Suspiré. El hombre sacó una pitillera dorada del bolsillo de la chaqueta. Extrajo de ella un cigarrillo sin filtro y lo encendió.

—¿Quieres fumar?

—No, gracias —le respondí.

—Desde luego, te has portado bien. Por encima de toda esperanza. Hablando con franqueza, estoy sorprendido. Tenía la intención, por supuesto, de irte dando pistas poco a poco, en caso de que llegaras a un callejón sin salida. Pero ese encuentro por las buenas con el profesor Ovino fue algo genial. Tanto que, si fuera posible, me gustaría que trabajaras para mí.

—Así que desde el principio, usted conocía este lugar, ¿no?

—Naturalmente. ¿Quién, si no, podía conocerlo?

—¿Puedo hacerle una pregunta?

—Adelante —dijo el hombre, de buen talante—, aunque sé breve.

—¿Por qué no me habló de este lugar desde el principio?

—Porque quería que vinieses aquí espontánea y libremente. Y que consiguieras hacerlo salir de su madriguera.

—¿Madriguera?

—Una madriguera mental. Cuando alguien llega a estar poseído por un carnero, cae en una enajenación temporal. Es algo así como el síndrome de la almeja, ¿eh? Lograr sacarlo de ahí era tu cometido. Aunque para infundirle confianza en ti, tenías que ser como un papel en blanco. Ahí estaba el detalle. ¿Qué tal? ¿Todo fácil?

—Eso parece.

—Abriendo la semilla, todo lo demás viene por sí mismo. Poner en pie el programa es lo más duro. Pues los ordenadores no alcanzan a tomar en consideración el margen de vaivén imputable a los sentimientos humanos. Esto supone más trabajo a mano, como si dijéramos. Aunque si luego ese programa, elaborado con tanto esfuerzo, es llevado a la práctica según lo esperado, no hay alegría mayor.

Me encogí de hombros.

—Bien, pues —prosiguió el hombre—. La caza del carnero se encamina a su desenlace. Gracias a mis cálculos y a tu habilidad. Ahora me haré con él, ¿no es así?

—Eso parece —apostillé—. Lo está esperando. Me ha dicho que tomarán el té a las doce.

El hombre y yo miramos a la vez nuestros respectivos relojes de pulsera. Eran las once menos diez.

—Voy a tener que irme —dijo el hombre—. Estaría mal hacerle esperar.
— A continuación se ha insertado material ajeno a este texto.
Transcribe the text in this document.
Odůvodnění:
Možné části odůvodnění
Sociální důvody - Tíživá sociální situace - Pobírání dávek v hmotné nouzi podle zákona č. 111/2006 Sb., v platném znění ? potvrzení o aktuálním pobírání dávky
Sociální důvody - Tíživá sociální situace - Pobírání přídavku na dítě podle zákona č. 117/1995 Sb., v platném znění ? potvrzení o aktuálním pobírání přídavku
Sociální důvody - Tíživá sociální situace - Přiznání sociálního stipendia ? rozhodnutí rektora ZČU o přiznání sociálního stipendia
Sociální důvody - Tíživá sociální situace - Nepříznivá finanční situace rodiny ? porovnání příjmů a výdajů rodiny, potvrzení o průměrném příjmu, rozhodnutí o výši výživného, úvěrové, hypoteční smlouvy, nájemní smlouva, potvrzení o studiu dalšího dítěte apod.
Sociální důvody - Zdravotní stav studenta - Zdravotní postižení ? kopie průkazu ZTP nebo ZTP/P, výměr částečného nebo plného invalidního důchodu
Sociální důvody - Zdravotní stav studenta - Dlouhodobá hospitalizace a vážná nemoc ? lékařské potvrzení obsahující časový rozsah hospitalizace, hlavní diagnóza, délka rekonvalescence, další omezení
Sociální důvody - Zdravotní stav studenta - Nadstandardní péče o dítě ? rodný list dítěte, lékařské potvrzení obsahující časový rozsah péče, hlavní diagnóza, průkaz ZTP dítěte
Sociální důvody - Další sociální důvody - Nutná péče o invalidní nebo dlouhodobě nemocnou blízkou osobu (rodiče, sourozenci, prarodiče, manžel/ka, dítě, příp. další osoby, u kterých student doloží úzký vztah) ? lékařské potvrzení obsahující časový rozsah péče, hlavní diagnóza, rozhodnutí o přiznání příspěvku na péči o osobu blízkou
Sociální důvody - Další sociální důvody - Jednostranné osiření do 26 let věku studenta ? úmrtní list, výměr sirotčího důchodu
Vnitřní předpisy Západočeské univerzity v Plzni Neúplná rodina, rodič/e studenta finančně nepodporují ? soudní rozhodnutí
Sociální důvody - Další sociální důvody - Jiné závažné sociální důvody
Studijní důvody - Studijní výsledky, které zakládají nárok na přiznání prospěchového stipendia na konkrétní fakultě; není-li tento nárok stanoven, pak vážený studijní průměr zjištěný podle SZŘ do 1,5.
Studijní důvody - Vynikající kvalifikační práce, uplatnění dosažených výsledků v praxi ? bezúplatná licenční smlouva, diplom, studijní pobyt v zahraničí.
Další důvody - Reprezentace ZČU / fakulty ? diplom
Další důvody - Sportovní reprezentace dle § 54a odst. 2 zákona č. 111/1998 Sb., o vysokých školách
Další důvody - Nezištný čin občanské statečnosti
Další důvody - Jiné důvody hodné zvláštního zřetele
No te vendría mal que el jeep te lleve hasta allá abajo. Y, por supuesto, aquí tienes tu recompensa.

El hombre sacó del bolsillo interior de su chaqueta un cheque, y me lo entregó. Me lo metí en el bolsillo, sin mirar siquiera la cantidad.

—¿No vas a mirarlo?

—No creo que haya necesidad.

El hombre sonrió, complacido.

—Ha sido un placer trabajar contigo. Y otra cosa: he disuelto la empresa de tu socio. Y eso que las perspectivas eran favorables. La industria publicitaria se extenderá más y más a partir de ahora. Puedes trabajar por tu cuenta.

—¿Está usted loco? —le dije.

—Nos volveremos a ver —dijo el hombre.

Y echó a andar por la curva, camino de la meseta.

—Boquerón se encuentra estupendamente —dijo el chófer, al volante del jeep—. Está gordito como una bola.

Yo iba sentado al lado del conductor. Parecía ser una persona distinta de la que conducía aquella monstruosa limusina. Me habló de cosas como el funeral del jefe y el cuidado del gato, pero yo casi no lo escuchaba.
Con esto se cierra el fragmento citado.